Il governo Bennett lunedì prossimo scioglierà la Knesset (il parlamento) portando Israele alle urne il 25 ottobre per la quinta volta in tre anni e mezzo. I due architetti della coalizione di governo, messa insieme appena un anno fa, il primo ministro Naftali Bennett e il ministro degli esteri Yair Lapid, rivolgendosi ieri sera al paese in diretta tv, hanno spiegato di aver «esaurito» tutti gli sforzi per tenere insieme l’esecutivo di fronte alle continue ribellioni di deputati della fragile maggioranza formata da otto partiti di centro, centrosinistra, destra e l’islamista Raam. Lapid assumerà l’interim come primo ministro dopo lo scioglimento del parlamento e resterà premier fino alla formazione del nuovo governo dopo le elezioni. Sarà perciò Lapid a ricever il presidente Usa Joe Biden che, ieri sera, ha confermato, nonostante la crisi di governo in Israele, il suo viaggio in Medio oriente a metà del prossimo mese.

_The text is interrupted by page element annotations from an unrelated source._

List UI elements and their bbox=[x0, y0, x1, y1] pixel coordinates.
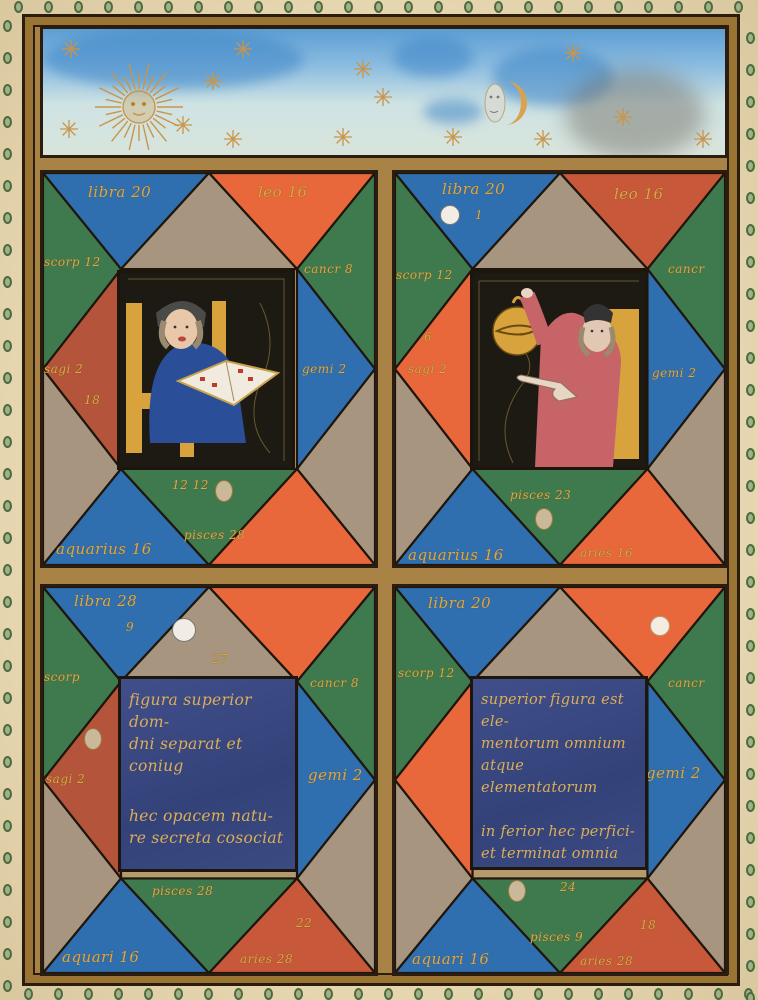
label-aries: aries 28 bbox=[580, 954, 633, 968]
label-cancer: cancr 8 bbox=[310, 676, 359, 690]
vine-leaf-icon bbox=[104, 1, 113, 13]
vine-leaf-icon bbox=[746, 832, 755, 844]
caption-line: re secreta cosociat bbox=[129, 829, 283, 847]
label-libra: libra 20 bbox=[442, 180, 505, 198]
vine-leaf-icon bbox=[746, 800, 755, 812]
label-aquarius: aquarius 16 bbox=[408, 546, 504, 564]
vine-leaf-icon bbox=[3, 692, 12, 704]
vine-leaf-icon bbox=[746, 672, 755, 684]
vine-leaf-icon bbox=[54, 988, 63, 1000]
label-gemini: gemi 2 bbox=[652, 366, 696, 380]
vine-leaf-icon bbox=[746, 928, 755, 940]
caption-line: mentorum omnium bbox=[481, 736, 626, 752]
caption-line: hec opacem natu- bbox=[129, 807, 273, 825]
vine-leaf-icon bbox=[14, 1, 23, 13]
caption-line: in ferior hec perfici- bbox=[481, 824, 635, 840]
vine-leaf-icon bbox=[3, 596, 12, 608]
vine-leaf-icon bbox=[534, 988, 543, 1000]
vine-leaf-icon bbox=[3, 116, 12, 128]
vine-leaf-icon bbox=[444, 988, 453, 1000]
caption-line: dni separat et coniug bbox=[129, 735, 243, 775]
vine-leaf-icon bbox=[264, 988, 273, 1000]
scholar-reading-icon bbox=[120, 273, 292, 467]
vine-leaf-icon bbox=[3, 884, 12, 896]
vine-leaf-icon bbox=[746, 960, 755, 972]
vine-leaf-icon bbox=[464, 1, 473, 13]
vine-leaf-icon bbox=[504, 988, 513, 1000]
scholar-reading-miniature bbox=[117, 270, 295, 470]
label-aries: aries 28 bbox=[240, 952, 293, 966]
vine-leaf-icon bbox=[3, 820, 12, 832]
caption-box-right: superior figura est ele-mentorum omniuma… bbox=[470, 676, 648, 870]
vine-leaf-icon bbox=[734, 1, 743, 13]
vine-leaf-icon bbox=[374, 1, 383, 13]
vine-leaf-icon bbox=[746, 96, 755, 108]
vine-leaf-icon bbox=[404, 1, 413, 13]
vine-leaf-icon bbox=[746, 224, 755, 236]
vine-leaf-icon bbox=[3, 916, 12, 928]
moon-icon bbox=[485, 81, 527, 125]
vine-leaf-icon bbox=[3, 948, 12, 960]
vine-leaf-icon bbox=[3, 276, 12, 288]
vine-leaf-icon bbox=[714, 988, 723, 1000]
earth-globe-icon bbox=[440, 205, 460, 225]
label-libra: libra 20 bbox=[428, 594, 491, 612]
full-moon-icon bbox=[650, 616, 670, 636]
caption-line: et terminat omnia bbox=[481, 846, 618, 862]
vine-leaf-icon bbox=[194, 1, 203, 13]
vine-leaf-icon bbox=[3, 500, 12, 512]
vine-leaf-icon bbox=[746, 384, 755, 396]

Ieri si è spenta la coalizione che aveva posto termine al lungo regno politico (2009-2011) di Benyamin Netanyahu che, peraltro, sta affrontando un processo per corruzione e abuso di potere.

Paradossalmente la fine del governo Bennett potrebbe aprire la strada a un clamoroso ritorno sulla poltrona più importante di Israele proprio all’ex primo ministro e leader della destra e del partito Likud. «Questo governo fallimentare è arrivato al capolinea», ha commentato Netanyahu promettendo che insieme ai suoi alleati formerà «un governo allargato guidato dal Likud che ridurrà le tasse, condurrà Israele verso successi enormi, inclusa l’estensione dell’area della pace». «Un governo – ha aggiunto – che restituirà l’orgoglio nazionale». Gli analisti però dubitano che Netanyahu sia in grado di mettere insieme una maggioranza di almeno 61 deputati su 120. La destra in Israele è maggioritaria ma è spaccata proprio sul nome di Netanyahu, personaggio politico divisivo che è rimasto vittima di rivalità e scontri personali che egli stesso ha alimentato per anni al punto da perdere alcuni alleati decisivi per la formazione di una coalizione di destra.